AWWA Workshop on cVOC Treatment

This week, AWWA convened a workshop of experts in treatment technologies to discuss the treatment implications of the list of 16 Carcinogenic Volatile Organic Compounds (cVOC) being considered for a group drinking water regulation.  The list includes eight currently regulated VOCs and eight more VOCs from the Contaminant Candidate List.  Some of the discussion focused on defining a VOC, since there is no specific definition of a VOC for drinking water in the SDWA.  Traditionally, the definition has been at least partially based on treatment, with the VOC group effectively removed through air stripping.  Not all the listed cVOCs are adequately treated by that traditional VOC treatment method.  That’s because some of them are not really volatile in the traditional sense.  However, if Granular Activated Carbon (GAC) is added, a few more contaminants can be effectively treated.  Going to Advanced Oxidation Processes (AOP) offers some additional treatment advantages but probably only in certain circumstances.  There is probably not enough field data yet on AOP to include it as a Best Available Technology in a proposed rule.  The experts reviewed various data on treatability using Packed Tower Aeration (PTA), GAC, and AOP.  Although on paper, some of the VOCs appear to be treatable, there are practical limitations on parameters like the height of the tower or the air-to-water ratio.  The group also heard from experts on treatment operations involving additional issues that impact treatment feasibility.

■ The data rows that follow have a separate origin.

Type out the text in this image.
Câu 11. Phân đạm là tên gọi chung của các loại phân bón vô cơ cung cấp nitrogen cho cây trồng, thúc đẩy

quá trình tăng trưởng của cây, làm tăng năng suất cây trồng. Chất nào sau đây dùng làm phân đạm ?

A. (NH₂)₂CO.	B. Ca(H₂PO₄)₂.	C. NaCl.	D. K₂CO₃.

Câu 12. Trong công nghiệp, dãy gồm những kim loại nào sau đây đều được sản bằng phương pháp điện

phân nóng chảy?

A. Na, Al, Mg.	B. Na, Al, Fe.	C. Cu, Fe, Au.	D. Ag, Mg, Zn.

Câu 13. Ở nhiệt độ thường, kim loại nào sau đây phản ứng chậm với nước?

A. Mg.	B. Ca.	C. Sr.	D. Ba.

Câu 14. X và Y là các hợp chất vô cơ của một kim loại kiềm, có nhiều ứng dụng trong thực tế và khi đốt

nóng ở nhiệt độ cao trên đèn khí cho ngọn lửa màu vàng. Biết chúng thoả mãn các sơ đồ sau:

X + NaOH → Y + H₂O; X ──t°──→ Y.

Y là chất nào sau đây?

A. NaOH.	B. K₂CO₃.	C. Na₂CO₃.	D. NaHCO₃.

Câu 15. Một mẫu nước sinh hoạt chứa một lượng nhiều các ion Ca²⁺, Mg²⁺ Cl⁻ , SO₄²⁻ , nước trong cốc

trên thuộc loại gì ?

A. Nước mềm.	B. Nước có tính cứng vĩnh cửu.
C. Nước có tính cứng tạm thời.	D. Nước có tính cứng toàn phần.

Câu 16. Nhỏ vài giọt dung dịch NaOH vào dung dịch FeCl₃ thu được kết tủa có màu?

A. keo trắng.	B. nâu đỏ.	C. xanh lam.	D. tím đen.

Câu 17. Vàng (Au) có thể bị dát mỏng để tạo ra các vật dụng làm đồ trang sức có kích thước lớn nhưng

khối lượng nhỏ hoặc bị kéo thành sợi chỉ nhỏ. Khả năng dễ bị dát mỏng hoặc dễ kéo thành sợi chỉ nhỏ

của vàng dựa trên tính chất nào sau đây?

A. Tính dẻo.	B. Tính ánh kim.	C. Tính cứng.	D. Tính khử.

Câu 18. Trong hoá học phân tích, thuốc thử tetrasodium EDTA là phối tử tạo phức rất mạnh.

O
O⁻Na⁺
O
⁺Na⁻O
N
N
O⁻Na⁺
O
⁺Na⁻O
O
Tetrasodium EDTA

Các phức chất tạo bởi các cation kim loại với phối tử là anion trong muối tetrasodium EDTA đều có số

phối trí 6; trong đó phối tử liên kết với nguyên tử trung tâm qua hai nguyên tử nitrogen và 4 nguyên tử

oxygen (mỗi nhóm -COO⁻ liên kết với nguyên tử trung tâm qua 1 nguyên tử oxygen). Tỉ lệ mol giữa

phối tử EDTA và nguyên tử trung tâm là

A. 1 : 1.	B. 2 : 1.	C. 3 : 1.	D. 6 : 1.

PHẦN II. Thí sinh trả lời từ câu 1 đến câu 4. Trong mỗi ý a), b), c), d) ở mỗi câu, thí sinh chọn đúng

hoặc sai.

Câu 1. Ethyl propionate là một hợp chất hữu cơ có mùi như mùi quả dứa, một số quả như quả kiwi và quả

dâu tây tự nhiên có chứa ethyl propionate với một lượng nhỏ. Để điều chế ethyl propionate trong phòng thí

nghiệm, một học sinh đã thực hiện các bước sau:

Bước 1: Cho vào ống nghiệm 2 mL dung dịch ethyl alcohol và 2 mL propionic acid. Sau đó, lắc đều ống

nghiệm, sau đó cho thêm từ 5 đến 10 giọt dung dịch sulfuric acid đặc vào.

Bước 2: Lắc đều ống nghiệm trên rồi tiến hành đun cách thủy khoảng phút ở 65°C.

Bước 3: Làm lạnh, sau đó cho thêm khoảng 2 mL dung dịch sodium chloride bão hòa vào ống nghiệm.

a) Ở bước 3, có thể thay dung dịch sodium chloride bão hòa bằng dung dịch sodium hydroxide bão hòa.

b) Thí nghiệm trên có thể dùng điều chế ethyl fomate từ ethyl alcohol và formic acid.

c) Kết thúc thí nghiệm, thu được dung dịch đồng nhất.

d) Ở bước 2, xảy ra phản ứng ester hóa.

The bottom line was that, based on feasibility of treatment, the workshop participants felt that the existing regulated VOCs are fine for regulation as a group, but all of the additional listed contaminants may not be appropriate for the final cVOC group.  A companion workshop on the analytical methods conducted by EPA last month came to similar conclusions that some of the new VOCs included in the cVOC list may not be appropriate because they are not captured by the same analytical method as the existing VOCs (EPA Method 524.3).  Reports from both workshops will be shared with EPA.  During the workshops, EPA indicated that they appreciated the additional information but could not confirm what the final list of cVOCs would be.  An EPA workgroup is currently considering the future proposed regulation.